A 2011 FBI report even suggests changing dynamics in organized crime: “Gangs are also engaging in white-collar crime such as counterfeiting, identity theft, and mortgage fraud, primarily due to the high profitability and much lower visibility and risk of detection and punishment than drug and weapons trafficking.”

Spotting the difference between a legitimate opportunity to grow your savings and a fraudulent one can be difficult. The investing world, of course, is laden with obscure language meant to keep those in power … in power. Then again, even experts at the top of the economic profession thought things were looking just fine moments before the sub-prime mortgage crisis proved otherwise.

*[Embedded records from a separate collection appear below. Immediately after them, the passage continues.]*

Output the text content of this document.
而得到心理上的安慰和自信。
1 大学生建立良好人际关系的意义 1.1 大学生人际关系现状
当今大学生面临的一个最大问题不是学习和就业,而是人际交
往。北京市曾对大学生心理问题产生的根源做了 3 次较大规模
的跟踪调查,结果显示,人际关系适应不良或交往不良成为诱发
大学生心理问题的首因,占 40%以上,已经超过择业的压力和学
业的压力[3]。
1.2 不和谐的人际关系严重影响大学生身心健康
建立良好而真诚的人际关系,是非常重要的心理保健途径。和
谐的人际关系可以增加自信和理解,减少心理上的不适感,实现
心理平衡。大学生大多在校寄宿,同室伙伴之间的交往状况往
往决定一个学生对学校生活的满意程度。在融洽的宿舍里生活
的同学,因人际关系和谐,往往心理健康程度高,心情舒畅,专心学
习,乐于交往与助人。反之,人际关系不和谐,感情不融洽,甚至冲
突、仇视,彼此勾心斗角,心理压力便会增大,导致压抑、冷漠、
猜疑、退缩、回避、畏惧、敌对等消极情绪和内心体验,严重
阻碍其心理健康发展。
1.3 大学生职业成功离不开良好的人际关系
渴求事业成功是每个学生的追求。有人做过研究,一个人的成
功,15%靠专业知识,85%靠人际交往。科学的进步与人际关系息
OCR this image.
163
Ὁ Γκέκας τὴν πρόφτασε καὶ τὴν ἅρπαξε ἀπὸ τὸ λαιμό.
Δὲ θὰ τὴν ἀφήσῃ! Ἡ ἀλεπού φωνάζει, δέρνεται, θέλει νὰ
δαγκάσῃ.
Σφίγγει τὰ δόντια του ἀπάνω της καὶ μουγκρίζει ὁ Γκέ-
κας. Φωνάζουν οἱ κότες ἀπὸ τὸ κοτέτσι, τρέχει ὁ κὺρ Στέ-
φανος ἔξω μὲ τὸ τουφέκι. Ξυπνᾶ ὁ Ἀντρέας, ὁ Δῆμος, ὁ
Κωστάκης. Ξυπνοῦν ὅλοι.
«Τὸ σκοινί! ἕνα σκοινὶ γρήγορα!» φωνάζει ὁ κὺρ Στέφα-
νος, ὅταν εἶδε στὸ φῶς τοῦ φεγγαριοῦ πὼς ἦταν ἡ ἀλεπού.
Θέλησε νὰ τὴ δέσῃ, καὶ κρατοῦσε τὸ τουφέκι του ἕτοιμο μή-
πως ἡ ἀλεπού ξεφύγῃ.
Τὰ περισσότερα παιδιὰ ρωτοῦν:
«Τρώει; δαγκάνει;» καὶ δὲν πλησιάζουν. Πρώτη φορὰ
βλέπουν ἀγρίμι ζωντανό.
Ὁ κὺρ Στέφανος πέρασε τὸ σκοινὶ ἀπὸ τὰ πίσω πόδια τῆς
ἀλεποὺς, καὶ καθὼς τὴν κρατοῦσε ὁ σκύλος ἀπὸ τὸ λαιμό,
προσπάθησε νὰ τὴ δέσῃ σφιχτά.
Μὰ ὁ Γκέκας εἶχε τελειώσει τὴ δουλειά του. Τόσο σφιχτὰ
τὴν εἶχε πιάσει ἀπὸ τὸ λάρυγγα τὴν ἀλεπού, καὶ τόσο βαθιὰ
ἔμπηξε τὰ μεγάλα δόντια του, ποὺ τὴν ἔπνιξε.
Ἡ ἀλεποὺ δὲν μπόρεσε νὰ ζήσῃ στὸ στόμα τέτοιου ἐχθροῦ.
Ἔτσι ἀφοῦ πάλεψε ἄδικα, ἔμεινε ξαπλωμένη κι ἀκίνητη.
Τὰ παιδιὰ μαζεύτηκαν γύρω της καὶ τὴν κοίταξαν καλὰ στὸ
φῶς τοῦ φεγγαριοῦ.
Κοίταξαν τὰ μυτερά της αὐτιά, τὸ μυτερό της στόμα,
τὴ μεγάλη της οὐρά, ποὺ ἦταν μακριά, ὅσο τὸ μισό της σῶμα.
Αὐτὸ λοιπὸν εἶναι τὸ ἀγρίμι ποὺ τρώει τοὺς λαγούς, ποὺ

American Greed doesn’t have a huge audience. It’s decent, but not Bill O’Reilly-huge. This is partially because CNBC is a niche channel with its own unique ratings challenges, and partially because the idea of watching a show about people in offices forging financial statements might not sound too appealing. But it is. And it’s important to understand how and why it happens. Lots of people were both delighted and disgusted by the lavish spending, over-the-top parties, and charismatic scoundrels in Scorsese’s Wolf of Wall Street, weren’t they? Well, American Greed is kind of like that, just with a smaller budget and a penchant for the occasional bad pun.